Hunter College professor Shellyne Rodriguez was fired from her job after threatening a New York Post reporter with a machete when he knocked on her door to ask about a hostile incident at a pro-life table on campus earlier this month.
The original incident occurred on May 2 when Rodriguez confronted and cursed at the young man behind the table before knocking some of his group’s pamphlets off of their display. The scene was recorded by someone from the group – Students for Life of America – who shared it on Twitter.
PROFESSOR GONE WILD: Pro-abortion professor Shellyne Rodriquez curses at pro-life students and vandalizes table at Hunter College. pic.twitter.com/QNspuXB4KK
— Students for Life of America (@StudentsforLife) May 17, 2023
The video quickly went viral and multiple outlets picked up the story.

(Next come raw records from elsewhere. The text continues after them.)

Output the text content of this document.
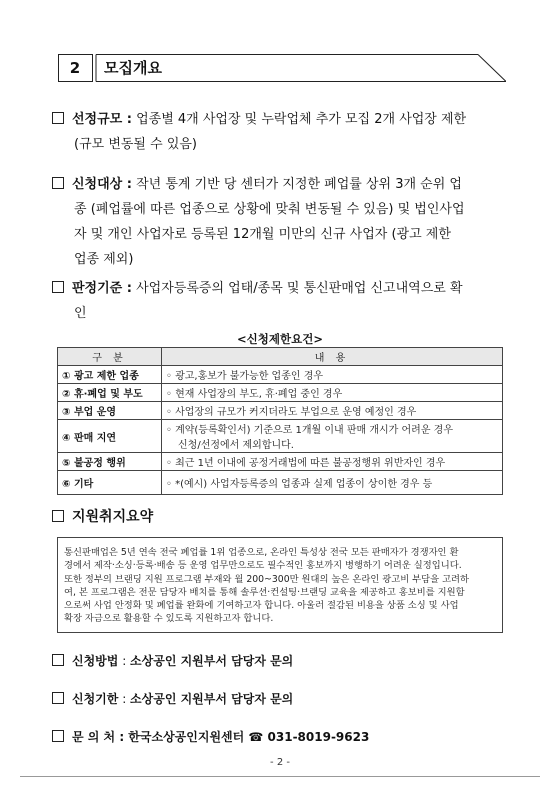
2	모집개요
선정규모 : 업종별 4개 사업장 및 누락업체 추가 모집 2개 사업장 제한
(규모 변동될 수 있음)
신청대상 : 작년 통계 기반 당 센터가 지정한 폐업률 상위 3개 순위 업
종 (폐업률에 따른 업종으로 상황에 맞춰 변동될 수 있음) 및 법인사업
자 및 개인 사업자로 등록된 12개월 미만의 신규 사업자 (광고 제한
업종 제외)
판정기준 : 사업자등록증의 업태/종목 및 통신판매업 신고내역으로 확
인
<신청제한요건>
구 분	내 용
① 광고 제한 업종	◦ 광고,홍보가 불가능한 업종인 경우
② 휴·폐업 및 부도	◦ 현재 사업장의 부도, 휴·폐업 중인 경우
③ 부업 운영	◦ 사업장의 규모가 커지더라도 부업으로 운영 예정인 경우
④ 판매 지연	◦ 계약(등록확인서) 기준으로 1개월 이내 판매 개시가 어려운 경우
신청/선정에서 제외합니다.

⑤ 불공정 행위	◦ 최근 1년 이내에 공정거래법에 따른 불공정행위 위반자인 경우
⑥ 기타	◦ *(예시) 사업자등록증의 업종과 실제 업종이 상이한 경우 등
지원취지요약
통신판매업은 5년 연속 전국 폐업률 1위 업종으로, 온라인 특성상 전국 모든 판매자가 경쟁자인 환
경에서 제작·소싱·등록·배송 등 운영 업무만으로도 필수적인 홍보까지 병행하기 어려운 실정입니다.
또한 정부의 브랜딩 지원 프로그램 부재와 월 200~300만 원대의 높은 온라인 광고비 부담을 고려하
여, 본 프로그램은 전문 담당자 배치를 통해 솔루션·컨설팅·브랜딩 교육을 제공하고 홍보비를 지원함
으로써 사업 안정화 및 폐업률 완화에 기여하고자 합니다. 아울러 절감된 비용을 상품 소싱 및 사업
확장 자금으로 활용할 수 있도록 지원하고자 합니다.
신청방법 : 소상공인 지원부서 담당자 문의
신청기한 : 소상공인 지원부서 담당자 문의
문 의 처 : 한국소상공인지원센터 ☎ 031-8019-9623
- 2 -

On Tuesday, when New York Post reporter Reuven Fenton knocked on Rodriguez’s Bronx apartment door in an attempt to ask about the incident, she threatened him with a machete, held it to his neck and chased him down the street until he got into his car. She then kicked him in the shins.
Hunter College fired Rodriguez several hours after the Post’s article came out.
“Hunter College strongly condemns the unacceptable actions of Shellyne Rodriguez, and has taken immediate action,” a school spokesperson said in a statement. “Rodriguez has been relieved of her duties at Hunter College effective immediately, and will not be returning to teach at the school.”
Rodriguez responded to the firing with a statement that said the school had “capitulated” to “racists, white nationalists, and misogynists.”
On Thursday morning, the former professor turned herself in to police and was arrested on harassment and menacing charges. A Post photographer captured Rodriguez being escorted out of the 43rd Precinct in the Bronx while zooming in on some of her tattoos – including the letters F-T-P (F*ck the Police) on her knuckles.
Shellyne is an artist and speaker. Collections of her work have been featured at the Bronx Museum of Art, the Museum of the City of New York, and the New-York Historical Society, according to her personal website – which also adds that she’s an adjunct professor at the School of Visual Arts. Here employment there is apparently under review.